Alexander Handa is a spokesperson for S-Trip!, the company which booked the Big White trip and the party at the rec centre as part of the trip package. Handa said he was at the party, checking out S-Trip!’s Western programs.

Handa said the RCMP did “a great job,” and that security measures were in place. His company uses a Kelowna-based security firm with a very solid reputation, and has used the firm for the past five years.

“The security guards were well trained and in place, and the number of guards we said would be in place were in place,” said Handa.

The security firm provided two paramedics for the party, and Handa said his company sets up medical rooms at all of its events.

Students were given two security checks prior to being allowed in the party. They were patted down as they entered the bus in Kelowna, and patted down again by security guards before they entered the rec centre. Handa has no idea how the drugs got into the facility, but adamantly denied his company endorsed the idea of the party-goers doing drugs.

“I’ll put my foot down and vehemently say no,” said Handa. “We contact police right away if we catch people doing drugs. I’ll admit we didn’t have the right strategy in place Saturday night to know that many people would take drugs.”

Trip participants have a non-removable bracelet to identify them. To Handa’s knowledge there were no students from the Vernon area at the party.

Handa said his company always provides a deejay and free water, and energy drinks and pop at its events, and the glow sticks were part of the party’s theme of “Tight and Bright,” a reference to 1980s-style ski-wear. He said his company did not provide the candy soothers.

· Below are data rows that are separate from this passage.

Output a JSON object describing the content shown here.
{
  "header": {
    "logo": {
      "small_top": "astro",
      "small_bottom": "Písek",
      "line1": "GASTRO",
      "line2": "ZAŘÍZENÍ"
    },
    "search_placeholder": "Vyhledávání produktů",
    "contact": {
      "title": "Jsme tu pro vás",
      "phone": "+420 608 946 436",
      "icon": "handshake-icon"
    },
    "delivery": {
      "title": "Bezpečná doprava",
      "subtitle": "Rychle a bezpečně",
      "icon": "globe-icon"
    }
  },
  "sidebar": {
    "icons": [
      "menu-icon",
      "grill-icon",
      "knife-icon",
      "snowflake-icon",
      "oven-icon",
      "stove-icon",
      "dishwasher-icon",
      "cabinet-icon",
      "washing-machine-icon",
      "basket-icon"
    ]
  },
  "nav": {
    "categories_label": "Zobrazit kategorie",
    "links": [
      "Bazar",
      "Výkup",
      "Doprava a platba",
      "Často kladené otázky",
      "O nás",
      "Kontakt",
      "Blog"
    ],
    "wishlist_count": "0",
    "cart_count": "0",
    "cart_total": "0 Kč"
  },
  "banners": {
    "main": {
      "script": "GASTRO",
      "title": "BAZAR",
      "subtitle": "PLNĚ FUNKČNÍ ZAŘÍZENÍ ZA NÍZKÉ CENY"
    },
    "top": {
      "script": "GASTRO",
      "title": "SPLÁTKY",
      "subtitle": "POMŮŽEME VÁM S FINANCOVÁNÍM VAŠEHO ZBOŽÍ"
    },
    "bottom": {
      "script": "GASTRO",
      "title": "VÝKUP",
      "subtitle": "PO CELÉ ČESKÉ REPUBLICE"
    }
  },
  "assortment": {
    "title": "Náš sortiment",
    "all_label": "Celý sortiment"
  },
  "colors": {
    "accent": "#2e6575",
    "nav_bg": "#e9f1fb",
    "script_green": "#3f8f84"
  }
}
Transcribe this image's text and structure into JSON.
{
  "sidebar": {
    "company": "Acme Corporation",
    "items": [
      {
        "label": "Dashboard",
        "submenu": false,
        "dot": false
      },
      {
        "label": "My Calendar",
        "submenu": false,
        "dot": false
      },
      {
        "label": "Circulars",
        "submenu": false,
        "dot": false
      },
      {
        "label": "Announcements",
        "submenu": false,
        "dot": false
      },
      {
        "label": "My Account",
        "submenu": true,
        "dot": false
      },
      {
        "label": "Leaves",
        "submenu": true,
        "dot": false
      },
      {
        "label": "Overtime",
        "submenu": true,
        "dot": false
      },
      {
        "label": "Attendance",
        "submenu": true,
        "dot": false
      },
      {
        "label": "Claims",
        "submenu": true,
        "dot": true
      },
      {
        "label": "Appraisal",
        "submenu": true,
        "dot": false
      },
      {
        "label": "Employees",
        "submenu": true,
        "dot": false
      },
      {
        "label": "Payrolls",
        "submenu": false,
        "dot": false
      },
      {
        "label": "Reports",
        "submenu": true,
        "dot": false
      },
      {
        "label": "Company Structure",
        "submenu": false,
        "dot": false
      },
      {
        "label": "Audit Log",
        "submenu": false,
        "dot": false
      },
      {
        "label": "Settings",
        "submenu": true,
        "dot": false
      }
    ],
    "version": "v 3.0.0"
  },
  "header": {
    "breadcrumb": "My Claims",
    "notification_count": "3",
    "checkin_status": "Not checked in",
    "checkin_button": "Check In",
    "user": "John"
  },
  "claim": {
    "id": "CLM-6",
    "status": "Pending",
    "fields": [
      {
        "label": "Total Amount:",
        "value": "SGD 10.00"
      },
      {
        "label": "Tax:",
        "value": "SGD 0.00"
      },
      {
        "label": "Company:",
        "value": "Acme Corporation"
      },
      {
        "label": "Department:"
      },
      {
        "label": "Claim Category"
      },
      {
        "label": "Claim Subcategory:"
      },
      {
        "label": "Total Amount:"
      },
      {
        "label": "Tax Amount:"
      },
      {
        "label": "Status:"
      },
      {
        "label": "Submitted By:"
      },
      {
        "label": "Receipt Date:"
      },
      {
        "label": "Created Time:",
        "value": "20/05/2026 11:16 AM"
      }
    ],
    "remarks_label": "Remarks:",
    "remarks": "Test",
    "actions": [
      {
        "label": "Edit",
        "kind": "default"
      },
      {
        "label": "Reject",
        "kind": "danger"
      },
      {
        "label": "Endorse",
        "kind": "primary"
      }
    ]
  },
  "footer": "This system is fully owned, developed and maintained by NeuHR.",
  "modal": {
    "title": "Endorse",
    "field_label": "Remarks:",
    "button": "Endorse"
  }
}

Handa said his company cooperated with police when asked to shut down the event, but that bus arrivals are usually staggered between 11 p.m. and 12:30 a.m.

We had school buses that cycled the students back to the hotel,” he said, when asked about not enough buses being available when the party was closed down. “We can’t abruptly shut down and have 700 to 800 people flow out of  the facility. We need to do something with them. It’s the middle of winter.

“We’re going to start winding down faster, get the students on buses and get them home.”

Asked if a facility in Kelowna was available for the party, Handa said no, not for that many people.

The ski package cost students between $300 and $400.

As a result of the weekend incident, the Vernon Rec Centre will no longer take bookings for third-party teen dances.